Si el título Furtivos está en plural por algo. Puede decirse que todos los personajes sin excepción actúan al margen de las leyes – civiles o no, escritas o supuestamente "naturales", implícitas en las definiciones socialmente admitidas de lo "normal" o de lo "tolerado" -, abusando de ellas unos – sobre todo, sus representantes -, desafiando tabúes otros, sólo "pecando de pensamiento" otros. Y son quizá los aparentemente más sumisos, más resignados, más serviles (Martina y su hijo) los que más trasgreden – sin sentimiento alguno de liberación, sin desafío, sin siquiera alivio, con resignación, con fatalismo, con frialdad calculada - las prohibiciones, el incesto y el matricidio, de ilustre raigambre griega y psicoanalítica. Quizá por eso sea Furtivos una película dirigida al subconsciente, que despierta ecos universales, que remueve aguas estancadas y turbias, que no necesita sino sugerir y susurrar para ser profundamente elocuente.
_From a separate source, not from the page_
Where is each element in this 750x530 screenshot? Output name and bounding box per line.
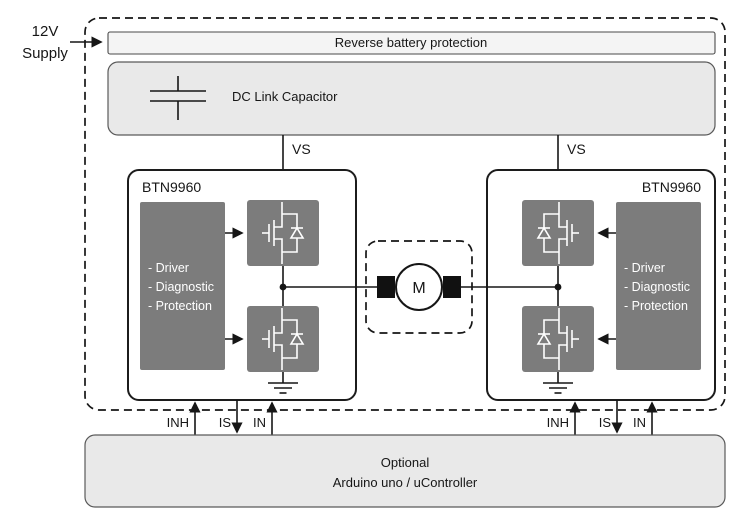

Es curioso, y tal vez sintomático, que uno tienda a pensar en el personaje encarnado por Lola Gaos (que aquí se llama Martina) como Saturna, en un lapsus probablemente engendrado por el recuerdo subyacente (que nada en la película evoca) de un cuadro particularmente inquietante e incómodo de Goya, Saturno devorando a sus hijos, y por la casualidad de que su - muy diferente, hosco pero benévolo - personaje en la Tristana (1970) de Luis Buñuel se llamase precisamente así y fuese madre de otro hijo sin padre, llamado Saturno. Aunque, además de múltiples trasfondos, esta historia tiene – como casi todas – una segunda parte, si se piensa que Borau dio al cine español uno de sus mayores éxitos artísticos y comerciales, y fue igualmente devorado.

En el catálogo de la exposición “Furtivos Borau”, comisarios Paco Algaba y Chus Tuledilla. Huesca : Diputación Provincial, junio de 2009.